This is a useful little book, which gives clear and sensible advice to hearing health workers who may know little about communicating with deaf people. The Introduction makes the important point that the book is not intended as a substitute for skilled communicators and interpreters. However, people using this book will have a positive attitude towards the deaf person, and initial communication barriers can be broken down. There is simple advice, such as ensuring good lighting and eye contact, and the importance of clear speech, simple written English, as well as a lexicon of useful sign vocabulary, and finger spelling The medical vocabulary is well chosen, but there are also terms in Mental Health settings that should be included. This book should be made widely available in health care settings, and perhaps feedback on its use could be incorporated in future editions. -- Dr Margaret du Feu and Adrian Harper of the National Deaf Mental Health Services, Birmingham, for The STANDARD, the newsletter of the Council for the Advancement of Communication with Deaf People, July 1999.
From the Author
a first step to breaking down communication barriers
Nowhere is effective human communication more crucial than in the field of health and medicine. Health is an important issue for everyone, but barriers to understanding can cause us to feel at our most vulnerable. Imagine taking ill in a country where you cant speak the language, and the distress and anxiety that this would cause. For deaf people in Britain today, such happenings can be a fact of life.

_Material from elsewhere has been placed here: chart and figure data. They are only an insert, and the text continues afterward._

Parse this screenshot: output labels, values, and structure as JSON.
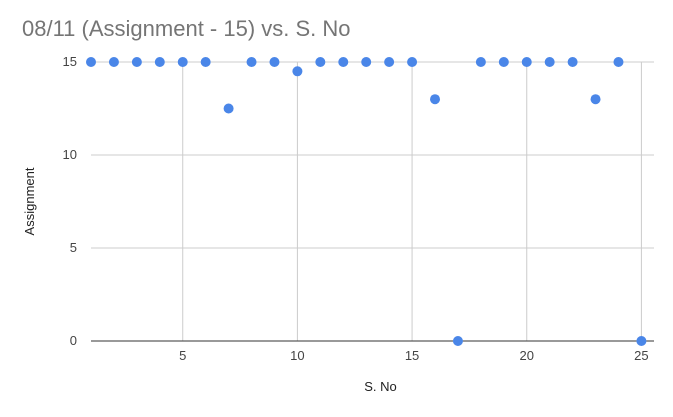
{
  "chart_data": {
    "type": "scatter",
    "title": "08/11 (Assignment - 15) vs. S. No",
    "xlabel": "S. No",
    "ylabel": "Assignment",
    "xlim": [
      1,
      25.2
    ],
    "ylim": [
      0,
      15
    ],
    "x_ticks": [
      5,
      10,
      15,
      20,
      25
    ],
    "y_ticks": [
      0,
      5,
      10,
      15
    ],
    "grid": true,
    "legend": "none",
    "colors": {
      "point": "#4a86e8",
      "grid": "#cccccc",
      "axis": "#333333"
    },
    "series": [
      {
        "x": [
          1,
          2,
          3,
          4,
          5,
          6,
          7,
          8,
          9,
          10,
          11,
          12,
          13,
          14,
          15,
          16,
          17,
          18,
          19,
          20,
          21,
          22,
          23,
          24,
          25
        ],
        "y": [
          15,
          15,
          15,
          15,
          15,
          15,
          12.5,
          15,
          15,
          14.5,
          15,
          15,
          15,
          15,
          15,
          13,
          0,
          15,
          15,
          15,
          15,
          15,
          13,
          15,
          0
        ]
      }
    ]
  }
}
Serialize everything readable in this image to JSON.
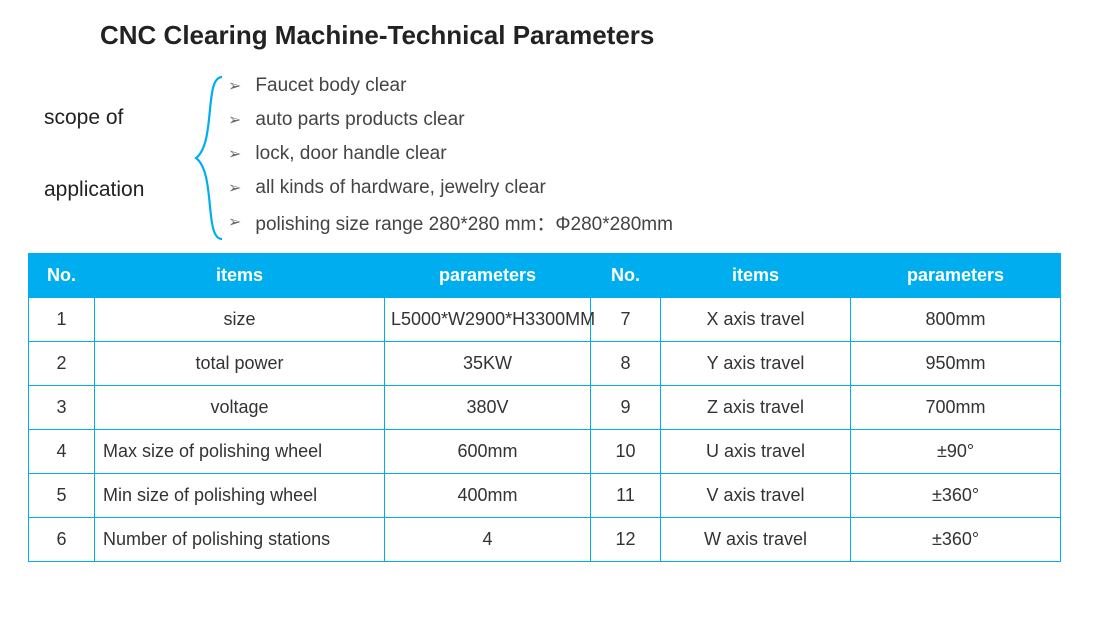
{
  "title": "CNC Clearing Machine-Technical Parameters",
  "scope_label_line1": "scope of",
  "scope_label_line2": "application",
  "scope": {
    "items": [
      "Faucet body clear",
      "auto parts products clear",
      "lock, door handle clear",
      "all kinds of hardware, jewelry clear",
      "polishing size range 280*280 mm：Φ280*280mm"
    ]
  },
  "table": {
    "header_bg": "#00aef0",
    "border_color": "#00aef0",
    "headers": {
      "no": "No.",
      "items": "items",
      "params": "parameters"
    },
    "rows": [
      {
        "n1": "1",
        "i1": "size",
        "p1": "L5000*W2900*H3300MM",
        "n2": "7",
        "i2": "X axis travel",
        "p2": "800mm",
        "align": "center",
        "tall": true
      },
      {
        "n1": "2",
        "i1": "total power",
        "p1": "35KW",
        "n2": "8",
        "i2": "Y axis travel",
        "p2": "950mm",
        "align": "center"
      },
      {
        "n1": "3",
        "i1": "voltage",
        "p1": "380V",
        "n2": "9",
        "i2": "Z axis travel",
        "p2": "700mm",
        "align": "center"
      },
      {
        "n1": "4",
        "i1": "Max size of polishing wheel",
        "p1": "600mm",
        "n2": "10",
        "i2": "U axis travel",
        "p2": "±90°",
        "align": "left"
      },
      {
        "n1": "5",
        "i1": "Min size of polishing wheel",
        "p1": "400mm",
        "n2": "11",
        "i2": "V axis travel",
        "p2": "±360°",
        "align": "left"
      },
      {
        "n1": "6",
        "i1": "Number of polishing stations",
        "p1": "4",
        "n2": "12",
        "i2": "W axis travel",
        "p2": "±360°",
        "align": "left"
      }
    ]
  },
  "bracket_color": "#00aef0"
}
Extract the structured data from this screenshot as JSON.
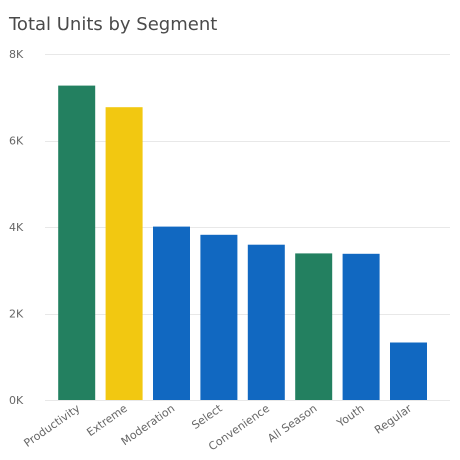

Through direct experience with deaf people (as a sign language interpreter) it is possible to witness first hand some of the obstacles that deaf people must face on a daily basis throughout their lives. The opportunities for deaf people to experience relaxed, easy communication in the hearing world are rare indeed, and yet this is not because people are callous or uncaring, but simply that they often dont know where to start. Most people would be horrified at the thought that they may be putting deaf people at risk through poor communication, but they lack the training and direction to help avoid this.
All misunderstandings, unintentional though they may be, are still potentially dangerous. A survey in February 1999 by the Royal National Institute for Deaf People found that deaf people are seriously at risk in medical settings because of communication barriers. Sign language interpreters have a crucial role, but may not always be available. In addition, many deaf people opt to go with a close friend or family member, or to go it alone, in spite of the difficulties, preferring to deal face to face with the practitioner concerned. Without having to use too much imagination, it is easy to see that deaf people are at a distinct disadvantage when it comes to giving and receiving information such as may be involved in health and medical settings, and training for staff should be a priority.
From October of this year, the Disability Discrimination Act of 1995 requires that all service providers (and this includes health care) take "reasonable steps" to change practices which make it impossible or difficult for disabled people to use a service. This has particular relevance for deaf people, since many cant even get as far as making an appointment due to communication difficulties at the point of reception. A further irony is that the paucity of communication channels makes it virtually impossible for deaf service users to use complaints procedures. Yet when it comes to communication, even a small amount of effort can make a world of difference.
A small book like this can only scratch the surface, but it is not just a book of signs. It is innovatory and packed with information about deafness and language, giving practical, basic communication advice for contact with all hard of hearing and deaf people, sign language users in particular. It is intended to improve awareness, change attitudes, and whet the appetite for more, especially through Deaf Awareness and sign language classes. Its format makes it immediately accessible and ready to hand, providing an important "first step".